AI-Driven Super-Resolution Enhancement of SEM Images for Semiconductor Failure Analysis

Wednesday, October 7, 2026: 3:00 PM
Dr. Alexey Solovey , NVIDIA Corporation, Santa Clara, CA
Jonathon Elliott , NVIDIA Corporation, Santa Clara, CA
Chuan Zhang , NVIDIA Corporation, Santa Clara, CA
Jane Li , NVIDIA Corporation, Santa Clara, CA

Summary:

We present a deep learning super-resolution framework that enhances low-resolution SEM images of SRAM arrays to high-resolution quality for semiconductor failure analysis.

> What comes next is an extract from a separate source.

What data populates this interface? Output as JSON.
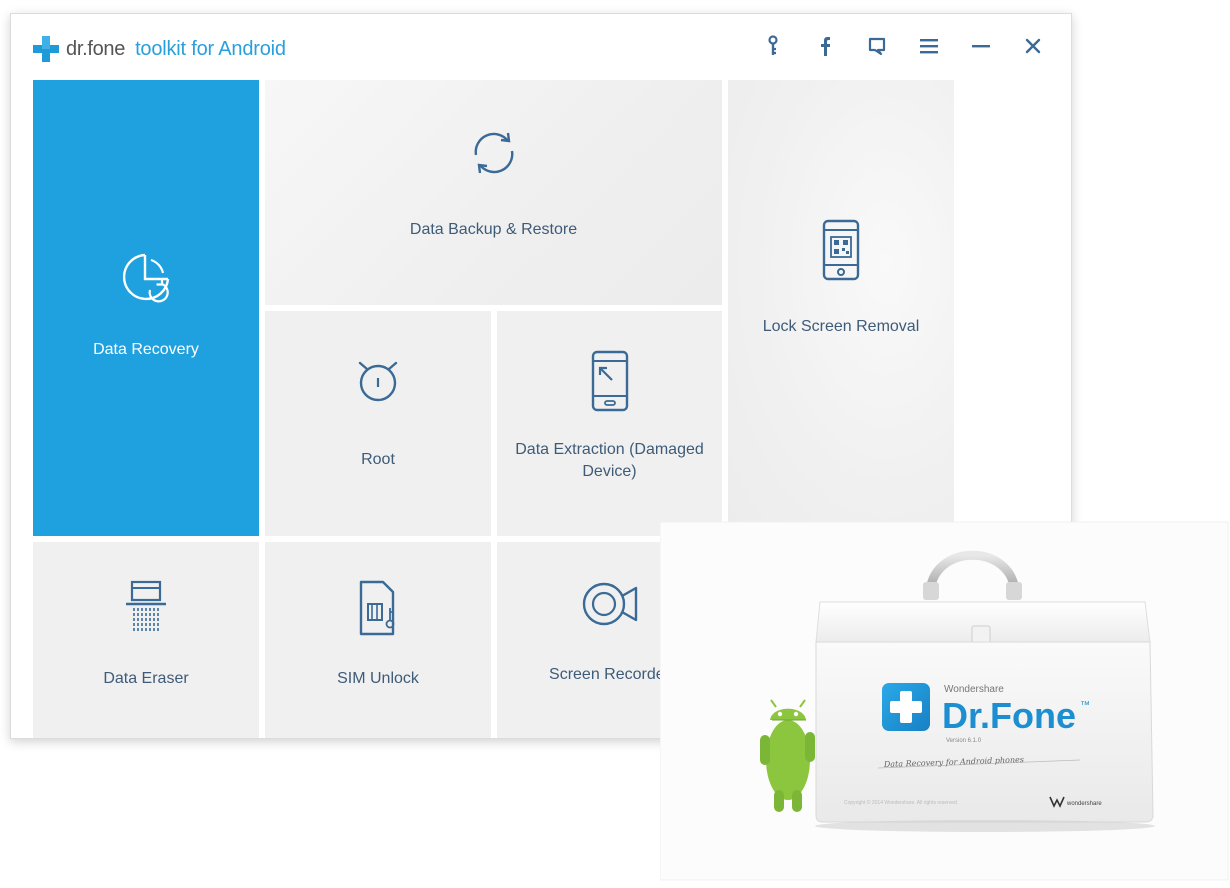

The model trains on paired backscattered electron image datasets captured at multiple resolutions (768x547 to 6144x4376 pixels) across identical regions, covering horizontal field widths from 1.6 to 11.6 um. A dual-branch encoder-decoder architecture incorporates an autocorrelation branch that exploits SRAM periodicity as spatial priors, constraining the reconstruction solution space beyond what is achievable on arbitrary image content. Reinforcement learning-guided optimization balances reconstruction fidelity against perceptual quality, preserving physically meaningful features—contact integrity, via profiles, interconnect morphology—rather than generating visually plausible but analytically misleading artifacts. Evaluation uses both standard metrics (SSIM, PSNR) and task-specific measures including downstream anomaly detection accuracy. Results show 4x super-resolved images achieve structural similarity comparable to native high-resolution acquisitions while reducing acquisition time by an order of magnitude, enabling rapid low-resolution survey scans with computational enhancement of regions of interest.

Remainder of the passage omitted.